If you’ve been having problems with Apple Music and iCloud Music Library incorrectly matching songs in your library, you’re far from the only one. It turns out the reason is that Apple Music doesn’t use the same method for matching songs you own as iTunes Match does. This results in significantly more errors and frustrated users.
Though iTunes Match used acoustic fingerprinting to identify songs you own and match them for all of your devices, Apple Music uses the metadata of those songs. That means if you change something as simple as the title and artist, it could match to an entirely different song despite the unchanged audio.
It’s not clear why Apple chose to ditch the more effective method for song matching in favor of the surface-level metadata.
The change was discovered by Kirk McElhearn, who wrote about the Apple Music metadata problem on his blog. A dissatisfied Apple Music subscriber himself, he experimented with renaming a Bach song in his library to “Can’t Feel My Face” by The Weeknd. Then he deleted the song locally and redownloaded it from iCloud.
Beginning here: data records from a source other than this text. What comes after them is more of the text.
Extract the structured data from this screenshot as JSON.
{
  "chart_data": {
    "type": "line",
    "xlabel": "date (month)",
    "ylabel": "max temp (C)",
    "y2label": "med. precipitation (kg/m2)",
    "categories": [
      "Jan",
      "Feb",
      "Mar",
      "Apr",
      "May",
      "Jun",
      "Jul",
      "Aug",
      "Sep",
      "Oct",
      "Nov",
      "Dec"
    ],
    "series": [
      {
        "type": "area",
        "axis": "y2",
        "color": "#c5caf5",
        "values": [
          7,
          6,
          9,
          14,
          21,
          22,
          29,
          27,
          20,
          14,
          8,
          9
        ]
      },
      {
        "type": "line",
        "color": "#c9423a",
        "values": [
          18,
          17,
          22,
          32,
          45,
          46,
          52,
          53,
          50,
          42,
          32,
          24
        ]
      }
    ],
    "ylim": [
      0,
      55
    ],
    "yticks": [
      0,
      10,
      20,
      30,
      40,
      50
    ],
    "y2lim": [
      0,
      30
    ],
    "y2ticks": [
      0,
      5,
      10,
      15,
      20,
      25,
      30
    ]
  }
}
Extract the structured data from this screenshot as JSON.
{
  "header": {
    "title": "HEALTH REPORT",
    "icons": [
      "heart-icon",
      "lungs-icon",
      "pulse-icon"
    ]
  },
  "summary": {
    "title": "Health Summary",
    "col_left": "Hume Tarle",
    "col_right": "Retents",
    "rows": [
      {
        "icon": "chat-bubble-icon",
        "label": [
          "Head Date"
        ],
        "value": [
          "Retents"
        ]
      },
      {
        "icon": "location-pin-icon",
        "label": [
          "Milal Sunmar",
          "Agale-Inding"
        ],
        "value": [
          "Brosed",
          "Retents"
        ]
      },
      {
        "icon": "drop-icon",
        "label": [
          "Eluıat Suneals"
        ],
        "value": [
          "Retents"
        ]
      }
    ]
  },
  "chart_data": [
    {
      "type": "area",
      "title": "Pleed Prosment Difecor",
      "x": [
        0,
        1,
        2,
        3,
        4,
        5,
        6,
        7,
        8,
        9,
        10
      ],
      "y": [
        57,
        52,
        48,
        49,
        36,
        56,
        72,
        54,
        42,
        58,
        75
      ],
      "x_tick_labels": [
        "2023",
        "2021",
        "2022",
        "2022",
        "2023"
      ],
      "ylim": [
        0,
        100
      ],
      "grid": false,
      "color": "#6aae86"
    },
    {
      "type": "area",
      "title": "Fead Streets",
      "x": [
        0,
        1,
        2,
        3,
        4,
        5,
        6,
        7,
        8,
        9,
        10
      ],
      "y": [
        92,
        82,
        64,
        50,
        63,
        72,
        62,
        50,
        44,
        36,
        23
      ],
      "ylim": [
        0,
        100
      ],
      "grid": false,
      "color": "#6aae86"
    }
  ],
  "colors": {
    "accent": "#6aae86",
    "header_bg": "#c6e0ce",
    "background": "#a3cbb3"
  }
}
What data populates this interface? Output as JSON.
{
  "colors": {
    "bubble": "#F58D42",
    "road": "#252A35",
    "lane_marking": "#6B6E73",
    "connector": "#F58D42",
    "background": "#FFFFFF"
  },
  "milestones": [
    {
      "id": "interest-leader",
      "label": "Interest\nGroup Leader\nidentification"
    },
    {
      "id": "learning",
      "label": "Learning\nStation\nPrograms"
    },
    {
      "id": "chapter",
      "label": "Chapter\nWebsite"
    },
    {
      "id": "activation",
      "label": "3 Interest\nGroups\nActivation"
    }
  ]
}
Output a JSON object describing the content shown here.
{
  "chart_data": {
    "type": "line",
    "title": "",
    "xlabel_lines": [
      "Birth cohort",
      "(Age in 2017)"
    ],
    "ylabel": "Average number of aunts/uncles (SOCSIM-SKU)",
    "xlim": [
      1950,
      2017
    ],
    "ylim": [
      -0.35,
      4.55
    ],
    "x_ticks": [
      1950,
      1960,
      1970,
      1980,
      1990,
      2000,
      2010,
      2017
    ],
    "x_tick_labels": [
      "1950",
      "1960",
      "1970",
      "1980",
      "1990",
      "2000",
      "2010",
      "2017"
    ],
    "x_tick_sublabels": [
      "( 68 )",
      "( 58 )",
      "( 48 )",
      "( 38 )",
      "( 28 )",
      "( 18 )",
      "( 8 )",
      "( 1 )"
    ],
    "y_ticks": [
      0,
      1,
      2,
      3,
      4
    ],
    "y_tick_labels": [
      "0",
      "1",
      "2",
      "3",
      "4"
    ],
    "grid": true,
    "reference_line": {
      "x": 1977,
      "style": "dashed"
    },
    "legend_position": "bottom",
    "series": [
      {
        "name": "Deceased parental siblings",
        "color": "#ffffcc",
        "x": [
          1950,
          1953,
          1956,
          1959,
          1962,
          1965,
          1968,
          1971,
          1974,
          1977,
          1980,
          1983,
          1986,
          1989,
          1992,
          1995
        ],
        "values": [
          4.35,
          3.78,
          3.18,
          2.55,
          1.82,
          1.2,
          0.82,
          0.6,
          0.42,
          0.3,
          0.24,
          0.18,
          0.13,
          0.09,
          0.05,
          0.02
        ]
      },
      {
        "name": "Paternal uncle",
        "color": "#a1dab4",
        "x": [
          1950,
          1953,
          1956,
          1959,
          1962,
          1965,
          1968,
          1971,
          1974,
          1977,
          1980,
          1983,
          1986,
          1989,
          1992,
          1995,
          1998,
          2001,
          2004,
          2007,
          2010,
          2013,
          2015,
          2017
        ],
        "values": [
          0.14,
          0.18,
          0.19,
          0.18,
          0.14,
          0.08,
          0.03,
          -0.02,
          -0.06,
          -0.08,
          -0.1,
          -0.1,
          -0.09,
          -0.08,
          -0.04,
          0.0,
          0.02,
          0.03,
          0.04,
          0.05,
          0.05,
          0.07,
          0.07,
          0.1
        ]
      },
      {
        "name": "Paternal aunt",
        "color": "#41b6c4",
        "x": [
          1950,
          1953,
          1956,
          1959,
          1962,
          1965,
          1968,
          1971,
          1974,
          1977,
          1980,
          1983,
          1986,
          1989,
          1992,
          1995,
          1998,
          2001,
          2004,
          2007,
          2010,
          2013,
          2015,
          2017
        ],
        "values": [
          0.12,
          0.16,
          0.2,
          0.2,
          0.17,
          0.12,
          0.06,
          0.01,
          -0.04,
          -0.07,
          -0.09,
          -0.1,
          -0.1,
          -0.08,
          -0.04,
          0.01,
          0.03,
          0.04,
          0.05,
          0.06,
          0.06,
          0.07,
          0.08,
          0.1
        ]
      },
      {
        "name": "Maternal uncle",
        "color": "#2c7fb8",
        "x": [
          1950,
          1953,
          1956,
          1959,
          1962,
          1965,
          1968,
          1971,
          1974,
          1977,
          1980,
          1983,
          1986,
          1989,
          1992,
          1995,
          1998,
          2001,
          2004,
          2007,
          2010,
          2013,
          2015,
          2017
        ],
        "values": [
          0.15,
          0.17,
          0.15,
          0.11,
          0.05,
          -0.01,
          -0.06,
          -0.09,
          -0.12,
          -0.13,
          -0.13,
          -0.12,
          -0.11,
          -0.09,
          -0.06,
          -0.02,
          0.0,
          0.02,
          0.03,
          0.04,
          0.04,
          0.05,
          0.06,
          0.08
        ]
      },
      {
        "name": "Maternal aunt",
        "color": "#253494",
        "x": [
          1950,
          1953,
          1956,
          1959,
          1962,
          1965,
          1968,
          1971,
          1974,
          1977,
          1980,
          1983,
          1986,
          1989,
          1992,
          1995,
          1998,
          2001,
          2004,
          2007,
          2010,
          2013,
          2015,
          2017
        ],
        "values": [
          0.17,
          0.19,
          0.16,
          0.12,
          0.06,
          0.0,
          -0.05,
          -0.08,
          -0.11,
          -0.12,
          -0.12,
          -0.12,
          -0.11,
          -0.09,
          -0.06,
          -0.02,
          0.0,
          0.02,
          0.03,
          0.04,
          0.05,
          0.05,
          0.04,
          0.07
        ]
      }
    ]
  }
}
Sure enough, the audio for the Bach song was gone and in its place was the hot new R&B jam. Apple Music even ignored the fact that the lengths of the audio files were completely different.
If you subscribe to Apple Music and are still a paying customer for iTunes Match, Apple Music’s less-accurate matching overrides the acoustic fingerprinting that iTunes Match utilizes. So you’re stuck with a mess.
Some Apple Music subscribers were already annoyed with iCloud Music Library after discovering it slaps DRM on music you own. It’s not that simple, but it does prevent some people from redownloading music they ripped from CDs.
Apple did not immediately respond to a request for comment.
One response to “Apple Music metadata is messing up your music”
Hmm this is a lingering problem. However, i haven’t experienced this as of yet. I turned on iCloud Music Library on my iPhone/iPad/Win7 work PC. On my iMac that has my entire library and using iTunes match i have iCloud Music Library turned off. While I can’t see any of the Apple Music files i added to “my music” on my iCloud ML enabled devices, it means that Apple Music isn’t screwing around with my files. If i want to listen to any of the files that were added to “my music” from a device, i just connect to my surround sound through BT from my iPhone. Kind of a work around. I’m one of the few that are really please with Apple Music so far and plan on keeping it after the 3 mo trial ends.